Allons voir ailleurs si j'y suis...
Y a quelqu'un là dedans ?
Oui, une flopée d'hormones qui chahutent ma raison et qui me collent mal au crâne...
Je ne me reconnais plus. La vraie Jeanne aurait-elle quitté son corps pour de bon, son cerveau aussi, ne laissant derrière elle qu'un petit mot griffonné genre ? :
Je me casse, ça pue ici !
Non, sérieusement... Je ne vais pas me laisser emporter par ce désir d'enfanter qui a pris un temps, le pas sur tout le reste. C'est bien mal me connaître.

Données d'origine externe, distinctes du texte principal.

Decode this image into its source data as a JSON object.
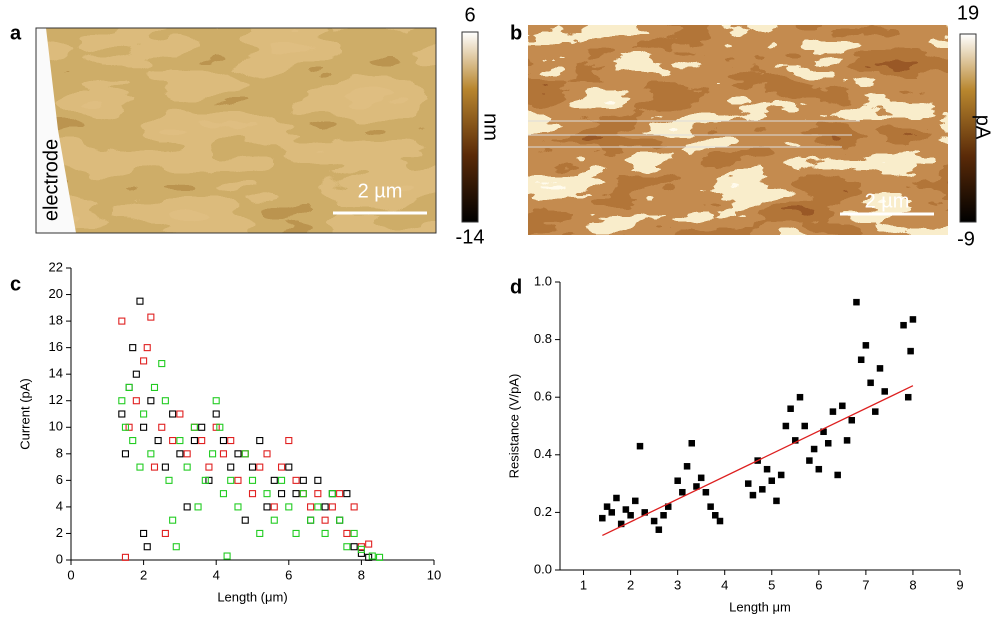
{
  "images": [
    {
      "label": "a",
      "annotation": "electrode",
      "scale_bar": "2 µm",
      "colorbar": {
        "max": 6,
        "min": -14,
        "unit": "nm"
      }
    },
    {
      "label": "b",
      "scale_bar": "2 µm",
      "colorbar": {
        "max": 19,
        "min": -9,
        "unit": "pA"
      }
    }
  ],
  "chart_data": [
    {
      "type": "scatter",
      "label": "c",
      "marker": "open-square",
      "xlabel": "Length (μm)",
      "ylabel": "Current (pA)",
      "xlim": [
        0,
        10
      ],
      "xticks": [
        0,
        2,
        4,
        6,
        8,
        10
      ],
      "ylim": [
        0,
        22
      ],
      "yticks": [
        0,
        2,
        4,
        6,
        8,
        10,
        12,
        14,
        16,
        18,
        20,
        22
      ],
      "series": [
        {
          "color": "#000000",
          "x": [
            1.4,
            1.5,
            1.6,
            1.7,
            1.8,
            1.9,
            2.0,
            2.0,
            2.1,
            2.2,
            2.4,
            2.6,
            2.8,
            3.0,
            3.2,
            3.4,
            3.6,
            3.8,
            4.0,
            4.2,
            4.4,
            4.6,
            4.8,
            5.0,
            5.2,
            5.4,
            5.6,
            5.8,
            6.0,
            6.2,
            6.4,
            6.6,
            6.8,
            7.0,
            7.2,
            7.4,
            7.6,
            7.8,
            8.0,
            8.2
          ],
          "values": [
            11,
            8,
            13,
            16,
            14,
            19.5,
            10,
            2,
            1,
            12,
            9,
            7,
            11,
            8,
            4,
            9,
            10,
            6,
            11,
            9,
            7,
            8,
            3,
            7,
            9,
            4,
            6,
            5,
            7,
            5,
            6,
            3,
            6,
            4,
            5,
            3,
            5,
            1,
            0.5,
            0.2
          ]
        },
        {
          "color": "#e02020",
          "x": [
            1.4,
            1.5,
            1.6,
            1.8,
            2.0,
            2.1,
            2.2,
            2.3,
            2.5,
            2.6,
            2.8,
            3.0,
            3.2,
            3.4,
            3.6,
            3.8,
            4.0,
            4.2,
            4.4,
            4.6,
            4.8,
            5.0,
            5.2,
            5.4,
            5.6,
            5.8,
            6.0,
            6.2,
            6.4,
            6.6,
            6.8,
            7.0,
            7.2,
            7.4,
            7.6,
            7.8,
            8.0,
            8.2
          ],
          "values": [
            18,
            0.2,
            10,
            12,
            15,
            16,
            18.3,
            7,
            10,
            2,
            9,
            11,
            8,
            10,
            9,
            7,
            10,
            8,
            9,
            6,
            8,
            5,
            7,
            8,
            4,
            7,
            9,
            6,
            5,
            4,
            5,
            3,
            4,
            5,
            2,
            4,
            1,
            1.2
          ]
        },
        {
          "color": "#22cc22",
          "x": [
            1.4,
            1.5,
            1.6,
            1.7,
            1.9,
            2.0,
            2.2,
            2.3,
            2.5,
            2.6,
            2.7,
            2.8,
            2.9,
            3.0,
            3.2,
            3.4,
            3.5,
            3.7,
            3.9,
            4.0,
            4.1,
            4.2,
            4.3,
            4.4,
            4.6,
            4.8,
            5.0,
            5.2,
            5.4,
            5.6,
            5.8,
            6.0,
            6.2,
            6.4,
            6.6,
            6.8,
            7.0,
            7.2,
            7.4,
            7.6,
            7.8,
            8.0,
            8.3,
            8.5
          ],
          "values": [
            12,
            10,
            13,
            9,
            7,
            11,
            8,
            13,
            14.8,
            12,
            6,
            3,
            1,
            9,
            7,
            10,
            4,
            6,
            8,
            12,
            10,
            5,
            0.3,
            6,
            4,
            8,
            6,
            2,
            5,
            3,
            6,
            4,
            2,
            5,
            3,
            4,
            2,
            5,
            3,
            1,
            2,
            0.8,
            0.3,
            0.2
          ]
        }
      ]
    },
    {
      "type": "scatter",
      "label": "d",
      "marker": "filled-square",
      "xlabel": "Length μm",
      "ylabel": "Resistance (V/pA)",
      "xlim": [
        0.5,
        9
      ],
      "xticks": [
        1,
        2,
        3,
        4,
        5,
        6,
        7,
        8,
        9
      ],
      "ylim": [
        0,
        1
      ],
      "yticks": [
        {
          "value": 0,
          "label": "0.0"
        },
        0.2,
        0.4,
        0.6,
        0.8,
        {
          "value": 1,
          "label": "1.0"
        }
      ],
      "series": [
        {
          "color": "#000000",
          "x": [
            1.4,
            1.5,
            1.6,
            1.7,
            1.8,
            1.9,
            2.0,
            2.1,
            2.2,
            2.3,
            2.5,
            2.6,
            2.7,
            2.8,
            3.0,
            3.1,
            3.2,
            3.3,
            3.4,
            3.5,
            3.6,
            3.7,
            3.8,
            3.9,
            4.5,
            4.6,
            4.7,
            4.8,
            4.9,
            5.0,
            5.1,
            5.2,
            5.3,
            5.4,
            5.5,
            5.6,
            5.7,
            5.8,
            5.9,
            6.0,
            6.1,
            6.2,
            6.3,
            6.4,
            6.5,
            6.6,
            6.7,
            6.8,
            6.9,
            7.0,
            7.1,
            7.2,
            7.3,
            7.4,
            7.8,
            7.9,
            8.0,
            7.95
          ],
          "values": [
            0.18,
            0.22,
            0.2,
            0.25,
            0.16,
            0.21,
            0.19,
            0.24,
            0.43,
            0.2,
            0.17,
            0.14,
            0.19,
            0.22,
            0.31,
            0.27,
            0.36,
            0.44,
            0.29,
            0.32,
            0.27,
            0.22,
            0.19,
            0.17,
            0.3,
            0.26,
            0.38,
            0.28,
            0.35,
            0.31,
            0.24,
            0.33,
            0.5,
            0.56,
            0.45,
            0.6,
            0.5,
            0.38,
            0.42,
            0.35,
            0.48,
            0.44,
            0.55,
            0.33,
            0.57,
            0.45,
            0.52,
            0.93,
            0.73,
            0.78,
            0.65,
            0.55,
            0.7,
            0.62,
            0.85,
            0.6,
            0.87,
            0.76
          ]
        }
      ],
      "fit": {
        "color": "#dd2020",
        "x": [
          1.4,
          8.0
        ],
        "values": [
          0.12,
          0.64
        ]
      }
    }
  ]
}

Le truc, c'est qu'après un échec comme celui que je viens de vivre, on n'a surtout pas envie de s'avouer vaincu, de se poser pour faire l'analyse de la situation. On voudrait courir les bras ouverts comme un gosse et attraper le vent en souriant. Sauf que lorsqu' on a quarante ans, on sait que le vent ne s'attrape pas et que courir les bras ouverts ça donne un air de débile léger, surtout par -3° à Paris.
Alors la seule chose à faire c'est de ramasser les bouts de soi qu'on a laissé tomber au passage, voir s'ils sont récupérables et en fabriquer de nouveaux et pour cela, pas de doute il faut se forcer un peu au départ. Se forcer à sortir, se forcer à aller vers de nouvelles têtes même si à priori, on est bien content avec ce qu'on a déjà. Se faire violence pour ne pas ressembler à un vieux chiffon mou qui regarde en boucle des séries en streaming pour tuer le temps. Remonter sur ces machines équivalant aux roues des hamsters mais pour le genre humain, celles qu'on trouve dans les salles de fitness et puis suer sang et eau pour que la fatigue du corps prenne le dessus sur l'activité stérile du cerveau.
Et puis partir... pas pour fuir non, mais pour se mettre en danger. Partir seule alors que je suis verte de trouille à l'idée d'appréhender l'inconnu sans filet, de me confronter aux regards surpris parfois apitoyés de certains lorsqu'ils réaliseront que je voyage seule :
-Mais vous n'avez trouvé personne pour vous accompagner ? Vous n'êtes pas mariée ?
-Non mais je voyage seule par choix vous savez...
Regards incrédules, incompréhension inévitable de l'orient et de l'occident. Incompréhension tout court de ceux qui ne comprennent pas que je préfère partir seule que d'attendre la bonne personne pour voyager. Les mêmes qui ne comprennent pas qu'une fille comme moi préfère vivre seule qu'avec un type qui ne lui convient pas.
Même si parfois elle en crève de ce manque d'amour, faut pas se leurrer.
J'évalue la crainte de n'avoir personne à mes côtés pour lui dire : " Y a une araignée grosse comme ma main dans les toilettes, je crois que je vais me retenir de pisser pendant 24 heures parce qu'elle a vraiment l'air de trouver l'endroit à son goût ".
Mais aussi de n'avoir que le silence pour accompagner mes grands moments extatiques devant tant de beauté.
Et pourtant je sais que je vais sortir grandie de ce voyage à l'autre bout du monde, de ce Myanmar sulfureux d'abord dont je ne connais que les bouddhas de marbre blancs et un peu d'histoire. De de la Thaïlande ensuite qui saura me réconforter, d'abord parce que je la connais un peu, ensuite parce qu'elle offre la possibilité de s'isoler ou de rencontrer selon l'humeur et le moment.
J'ai trié tous mes papiers avant de partir, je vais trier toutes mes pensées et mes options quand je serai là bas, mais d'ici là je m'autorise à vivre chacune de ces journées comme si c'était la dernière, sans projet et sans grande décision. Jeanne, reviens, ça ne pue pas tant que ça par ici...
(PS: Merci à Flavia qui m'a inspiré ce titre.)